To hell with you! Rhin thought. And she made no attempt at silence as she pushed herself across the seat into Joao’s arms.

“We must place part of our force below the rapids,” the Brain commanded, “in case the humans escape the net as they did before. They must not escape this time.” And the Brain added here the overhive-survival-fear-threat symbol to produce the greatest degree of angry alertness among messengers and action groups.

“Give the little-deadlies careful instructions,” the Brain ordered. “If the vehicle eludes our net and passes the rapids safely, all three humans must be killed.”

Golden winged messengers danced their confirmation on the ceiling, fluttered out of the cave into the gray light that soon would be night.

These three humans have been interesting, even informative, the Brain thought, but now it must end. We have other humans, after all… and emotion must not figure in the logical necessities.

But these thoughts only aroused more of the Brain’s newly learned emotions and brought the nurse insects scurrying to adjust their charge’s unusual demands.

Presently the Brain put aside the subject of the three humans on the river and began to worry about the fate of its simulacra somewhere beyond the barriers.

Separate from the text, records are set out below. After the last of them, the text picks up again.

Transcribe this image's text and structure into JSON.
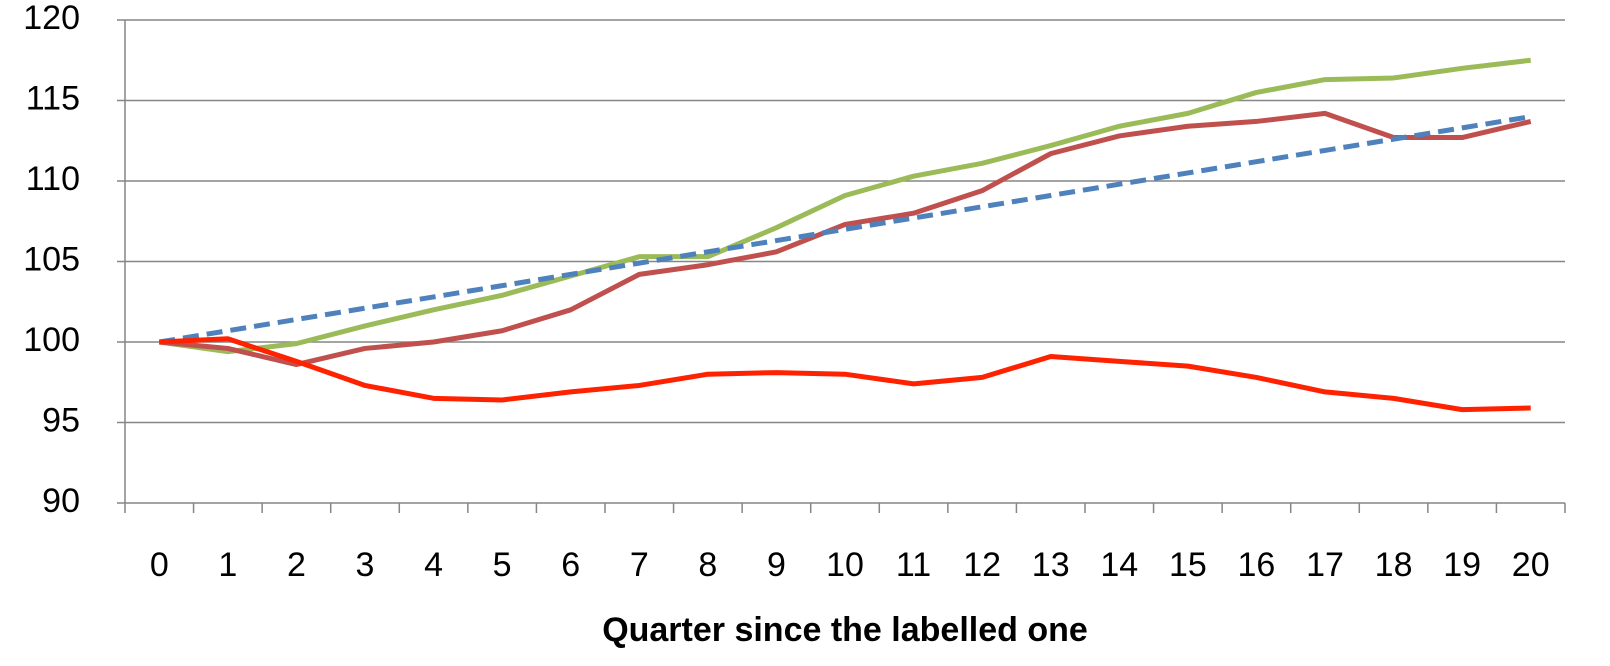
{
  "chart_data": {
    "type": "line",
    "x_label": "Quarter since the labelled one",
    "categories": [
      "0",
      "1",
      "2",
      "3",
      "4",
      "5",
      "6",
      "7",
      "8",
      "9",
      "10",
      "11",
      "12",
      "13",
      "14",
      "15",
      "16",
      "17",
      "18",
      "19",
      "20"
    ],
    "series": [
      {
        "color": "#9bbb59",
        "values": [
          100,
          99.4,
          99.9,
          101,
          102,
          102.9,
          104.1,
          105.3,
          105.3,
          107.1,
          109.1,
          110.3,
          111.1,
          112.2,
          113.4,
          114.2,
          115.5,
          116.3,
          116.4,
          117,
          117.5
        ]
      },
      {
        "color": "#c0504d",
        "values": [
          100,
          99.6,
          98.6,
          99.6,
          100,
          100.7,
          102,
          104.2,
          104.8,
          105.6,
          107.3,
          108,
          109.4,
          111.7,
          112.8,
          113.4,
          113.7,
          114.2,
          112.7,
          112.7,
          113.7
        ]
      },
      {
        "color": "#4f81bd",
        "dashed": true,
        "values": [
          100,
          100.7,
          101.4,
          102.1,
          102.8,
          103.5,
          104.2,
          104.9,
          105.6,
          106.3,
          107,
          107.7,
          108.4,
          109.1,
          109.8,
          110.5,
          111.2,
          111.9,
          112.6,
          113.3,
          114
        ]
      },
      {
        "color": "#ff2200",
        "values": [
          100,
          100.2,
          98.8,
          97.3,
          96.5,
          96.4,
          96.9,
          97.3,
          98,
          98.1,
          98,
          97.4,
          97.8,
          99.1,
          98.8,
          98.5,
          97.8,
          96.9,
          96.5,
          95.8,
          95.9
        ]
      }
    ],
    "ylim": [
      90,
      120
    ],
    "yticks": [
      90,
      95,
      100,
      105,
      110,
      115,
      120
    ],
    "grid": true
  }
}
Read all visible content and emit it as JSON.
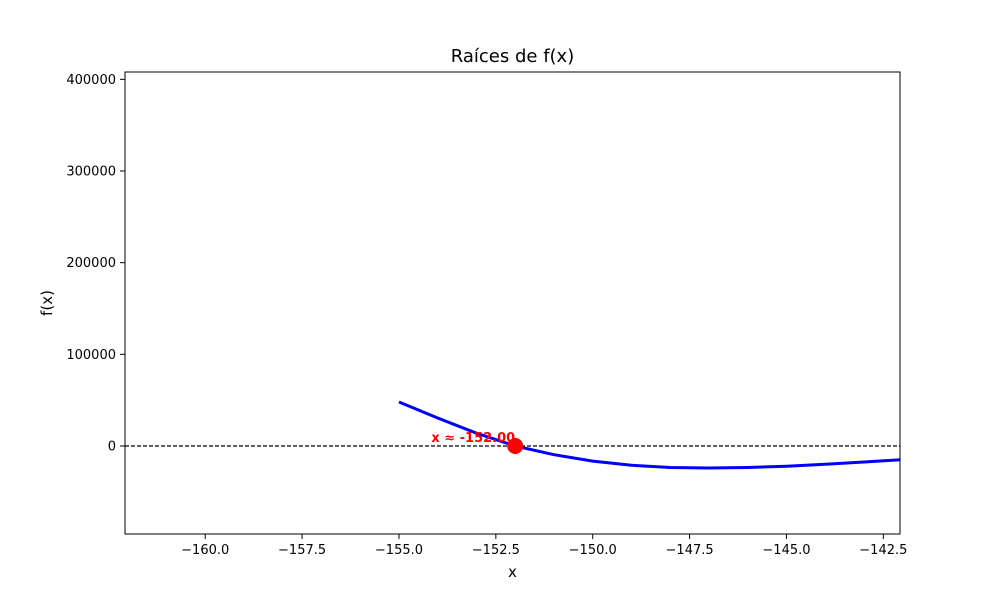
{
  "chart_data": {
    "type": "line",
    "title": "Raíces de f(x)",
    "xlabel": "x",
    "ylabel": "f(x)",
    "xlim": [
      -162.07,
      -142.07
    ],
    "ylim": [
      -96000,
      408000
    ],
    "x_ticks": [
      -160.0,
      -157.5,
      -155.0,
      -152.5,
      -150.0,
      -147.5,
      -145.0,
      -142.5
    ],
    "x_tick_labels": [
      "−160.0",
      "−157.5",
      "−155.0",
      "−152.5",
      "−150.0",
      "−147.5",
      "−145.0",
      "−142.5"
    ],
    "y_ticks": [
      0,
      100000,
      200000,
      300000,
      400000
    ],
    "y_tick_labels": [
      "0",
      "100000",
      "200000",
      "300000",
      "400000"
    ],
    "grid": false,
    "series": [
      {
        "color": "#0000ff",
        "x": [
          -155.0,
          -154.0,
          -153.0,
          -152.0,
          -151.0,
          -150.0,
          -149.0,
          -148.0,
          -147.0,
          -146.0,
          -145.0,
          -144.0,
          -143.0,
          -142.07
        ],
        "y": [
          48000,
          30500,
          14000,
          0,
          -9500,
          -16500,
          -21000,
          -23500,
          -24000,
          -23500,
          -22000,
          -20000,
          -17500,
          -15000
        ]
      }
    ],
    "baseline": {
      "y": 0,
      "style": "dashed",
      "color": "#000000"
    },
    "roots": [
      {
        "x": -152.0,
        "y": 0,
        "label": "x ≈ -152.00",
        "color": "#ff0000"
      }
    ]
  }
}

Human radio carried no reports that the simulacra had been discovered… but this meant nothing really. Such reports might be suppressed. Unless they could be located by their own kind and warned (and that soon), the simulacra would come out. The danger was great and the time short.

The Brain’s agitation brought its attendants to a step they seldom took. Narcotics were brought up and administered. The Brain sank into a lethargic, drowsing half-sleep where its dreams transformed it into a creature like the humans, and it stalked a dream trail with a rifle in its hands.

Even in its dream, the Brain worried lest the game elude it. And here the nurse insects could not reach and minister. The worry continued.

Joao awoke at dawn to find the river cloaked by a restless drapery of fog. He felt stiff and cramped, his thoughts confused by a feverish sensation as fuzzy as the fog on the river. The sky held the color of platinum.